Quelles sont les dégradations commises à l'époque ?
Les choses les plus visibles, ce sont toutes les statues, notamment de la façade. Les tympans sont martelés, la grande galerie des rois est complètement mise à terre, les rois décapités. Pendant un certain temps, les statues restent sur le parvis. Ça devient même des latrines et pour des raisons d’hygiène, on les évacue pour les enterrer. Les cloches sont toutes descendues, à l'exception d'une seule. La France est en guerre, sur de multiples fronts. Elle a besoin de boulets, elle a besoin de balles. Et donc toutes les cloches notamment celles de Notre-Dame, sont fondues. Les objets liturgiques sont pillés, les reliquaires fondus. Tout ce qui rappelle la monarchie, les fleurs de lys, les emblèmes royaux, est brisé. Notre-Dame n'est pas atteinte dans ses fondations, mais dans tout son décorum, son habillage est abîmé. Le danger commence.
A partir de 1793, les destructions organisées, planifiées commencent et vont frapper Notre-Dame pendant plusieurs années.
Le danger commence. Notre-Dame de Paris a même été un entrepôt, un entrepôt de vin…
Notre Dame va être désacralisée le 10 novembre 1793. La cathédrale abrite la fête de la Raison. Et effectivement, on va même jusqu'à entreposer le vin à destination des armées dans la nef et les bas-côtés. Notre-Dame de Paris devient un gigantesque cellier.
Pourtant, les révolutionnaires vont en faire le temple de la Raison.Dans l'esprit de l'époque, on conserve l’idée que c’est un lieu qui n'est pas comme les autres ?
Robespierre, avec la Convention, s'est dirigé rapidement vers un régime athée, totalement laïc. Mais Robespierre a quand même senti qu'il fallait quand même quelque chose. On ne détruit bien que ce qu'on remplace. Et donc il a imaginé le culte à l'être suprême et cette fête de la Raison. Alors ça ne va pas mordre, mais on va effectivement essayer, comme le coucou, d’installer ce nouveau culte dans les lieux de l'ancienne religion. C'est donc tout naturellement que Notre-Dame va abriter quelques cérémonies. Mais ça ne va pas prendre dans le temps.
Il faut attendre 1802 pour que Notre-Dame de Paris soit restituée au culte catholique.

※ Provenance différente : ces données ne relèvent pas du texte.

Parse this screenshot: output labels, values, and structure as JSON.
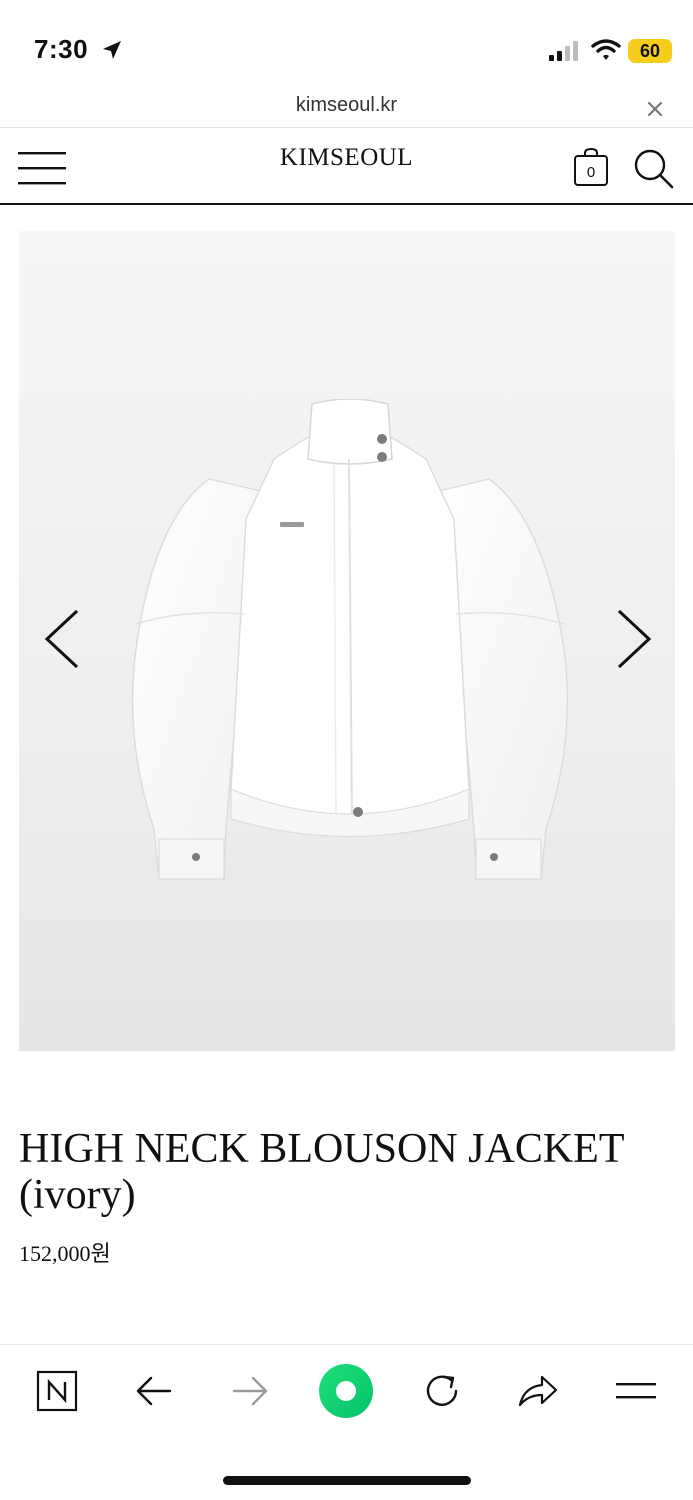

Napoléon Bonaparte cherche un lieu pour son sacre. Il a hésité entre plusieurs et puis finalement, il opte pour Notre-Dame. On va alors construire, des baldaquins, tout un décor avec un grand nombre de draperies aussi, de drapeaux, d'estrades, pour cette fameuse cérémonie du sacre qui sera immortalisée par David. Il faut savoir que lors du Concordat, cette paix religieuse voulue par Bonaparte pour éteindre la guerre en Vendée et dans d'autres départements français. L'archevêque de Paris est le premier évêque concordataire nommé. Cela montre bien que Notre-Dame est bien la mère des cathédrales et que pour rebâtir la paix civile, la paix religieuse, on commence par Paris. Et donc le culte catholique revient effectivement à Notre-Dame.
Napoléon Ier ne choisit donc pas Notre-Dame, pas par hasard ?
Oui, c'est une volonté de retisser le fil des siècles qui avait été interrompu par la Révolution française. Il y a ce but de réinstaurer une légitimité, et donc réinstaurer une nouvelle dynastie. Mais il veut installer sa légitimité, et donc il se place dans la suite des siècles. C'est cette manière pour lui aussi de ramener la paix, et de rassembler le peuple français.
Et dans ce moment, Notre-Dame de Paris reste quand même dans un état lamentable.
Le sacre de Napoléon cache la misère, mais il manque des vitraux, beaucoup d'endroits sont altérés. Notre-Dame attend encore une restauration qui ne vient pas. Il faudra avancer un petit peu plus dans le XIXe siècle pour que des grandes plumes, des grandes voix s’élèvent pour sauver la cathédrale.